Kunal Shah-Senior Technical & Derivative Analyst, LKP Securities

The Bank Nifty index was the outperformer in yesterday’s trading session. The index near-term support is placed at 35800 and a breach below this will lead to a fresh round of selling. The upside resistance is placed at the 36500-37000 zone and a close above this will resume the uptrend.

Vinod Nair, Head of Research, Geojit Financial Services

Global markets were painted red due to below-par earnings results, adding fresh concerns to elevated inflation, oil prices, war uncertainties and supply issue. Fear of waning demand due to prolonged covid lockdown in China led to oil prices tumbling. Continued FII selling in India along with other global uncertainties is favouring bear trend in the short-term.

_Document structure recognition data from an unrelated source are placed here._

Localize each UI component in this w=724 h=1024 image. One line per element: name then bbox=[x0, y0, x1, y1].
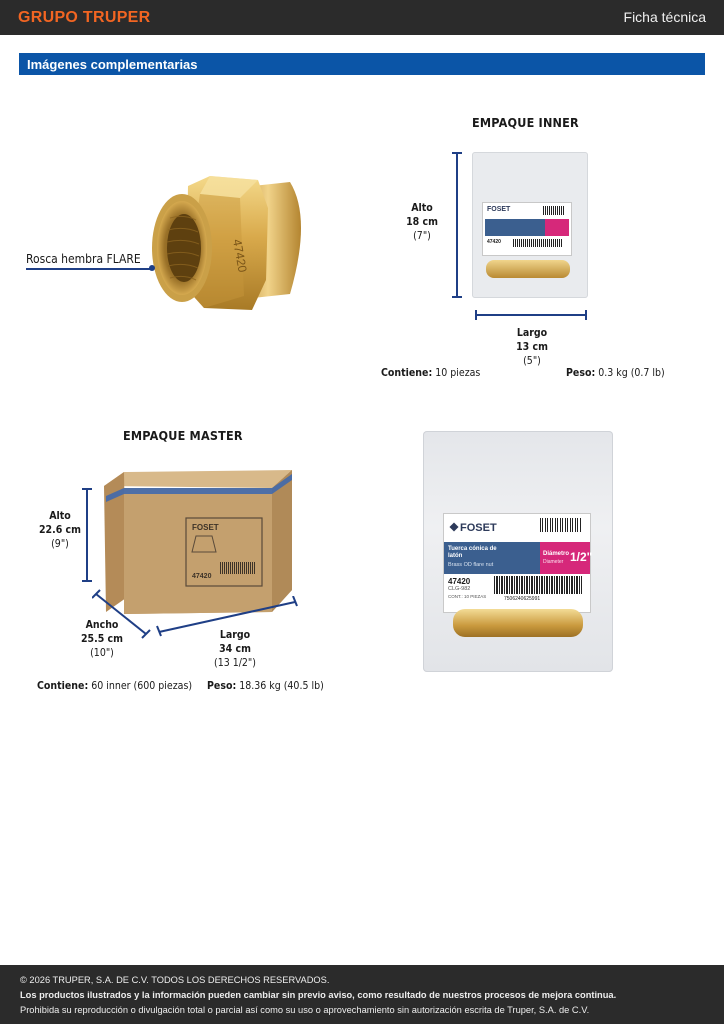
package-label: FOSET Tuerca cónica de latón Brass OD flare nut Diámetro Diameter 1/2" 47420 CLG-982 CONT.: 10 PIEZAS 7506240625991 bbox=[443, 513, 591, 613]
footer bbox=[0, 965, 724, 1024]
inner-title: EMPAQUE INNER bbox=[472, 115, 579, 130]
nut-engraving: 47420 bbox=[230, 238, 250, 274]
barcode-icon bbox=[543, 206, 565, 215]
inner-alto-label: Alto 18 cm (7") bbox=[406, 202, 438, 242]
master-ancho-label: Ancho 25.5 cm (10") bbox=[80, 619, 124, 659]
inner-alto-line bbox=[456, 152, 458, 298]
brand-logo: GRUPO TRUPER bbox=[18, 9, 151, 26]
inner-largo-line bbox=[475, 314, 587, 316]
section-bar bbox=[19, 53, 705, 75]
footer-rights: Prohibida su reproducción o divulgación total o parcial así como su uso o aprovechamiento sin autorización escrita de Truper, S.A. de C.V. bbox=[20, 1005, 590, 1015]
svg-text:FOSET: FOSET bbox=[192, 523, 219, 532]
barcode-icon bbox=[494, 576, 582, 594]
inner-bag-image bbox=[472, 152, 588, 298]
package-bag-image bbox=[423, 431, 613, 672]
package-brand: FOSET bbox=[450, 522, 497, 534]
barcode-icon bbox=[540, 518, 582, 532]
master-contiene: Contiene: 60 inner (600 piezas) bbox=[37, 680, 193, 692]
footer-disclaimer: Los productos ilustrados y la información pueden cambiar sin previo aviso, como resultado de nuestros procesos de mejora continua. bbox=[20, 990, 617, 1000]
doc-type-label: Ficha técnica bbox=[623, 9, 706, 25]
foset-logo-icon bbox=[449, 522, 458, 531]
inner-bag-nuts bbox=[486, 260, 570, 278]
product-callout: Rosca hembra FLARE bbox=[26, 252, 141, 266]
section-title: Imágenes complementarias bbox=[27, 57, 198, 72]
master-peso: Peso: 18.36 kg (40.5 lb) bbox=[207, 680, 324, 692]
inner-peso: Peso: 0.3 kg (0.7 lb) bbox=[566, 367, 665, 379]
flare-nut-image bbox=[140, 168, 320, 318]
master-title: EMPAQUE MASTER bbox=[123, 428, 243, 443]
header-bar bbox=[0, 0, 724, 35]
inner-contiene: Contiene: 10 piezas bbox=[381, 367, 481, 379]
footer-copyright: © 2026 TRUPER, S.A. DE C.V. TODOS LOS DERECHOS RESERVADOS. bbox=[20, 975, 330, 985]
inner-bag-label: FOSET 47420 bbox=[482, 202, 572, 256]
svg-text:47420: 47420 bbox=[192, 573, 212, 580]
callout-dot bbox=[149, 265, 155, 271]
barcode-icon bbox=[513, 239, 563, 247]
inner-largo-label: Largo 13 cm (5") bbox=[516, 327, 548, 367]
label-pink-band: Diámetro Diameter 1/2" bbox=[540, 542, 590, 574]
callout-line bbox=[26, 268, 152, 270]
master-alto-line bbox=[86, 488, 88, 582]
package-nuts bbox=[453, 609, 583, 637]
master-alto-label: Alto 22.6 cm (9") bbox=[38, 510, 82, 550]
master-largo-label: Largo 34 cm (13 1/2") bbox=[214, 629, 256, 669]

Mitul Shah, Head of Research, Reliance Securities

Domestic equities closed lower following weak global cues as concerns over worsening inflation have compelled investors to expect a faster rise in interest rates. The market is likely to remain volatile this week as traders roll over their positions in the F&O segment from the April series to May series. The next batch of Q4 results and management commentary, global stock market trends, and the movement of rupee and crude oil prices are likely to assess market sentiments in the near future. Moreover, the ongoing Russia-Ukraine crisis and sanctioning of Russian products would have high negative bearings on global and Indian equities.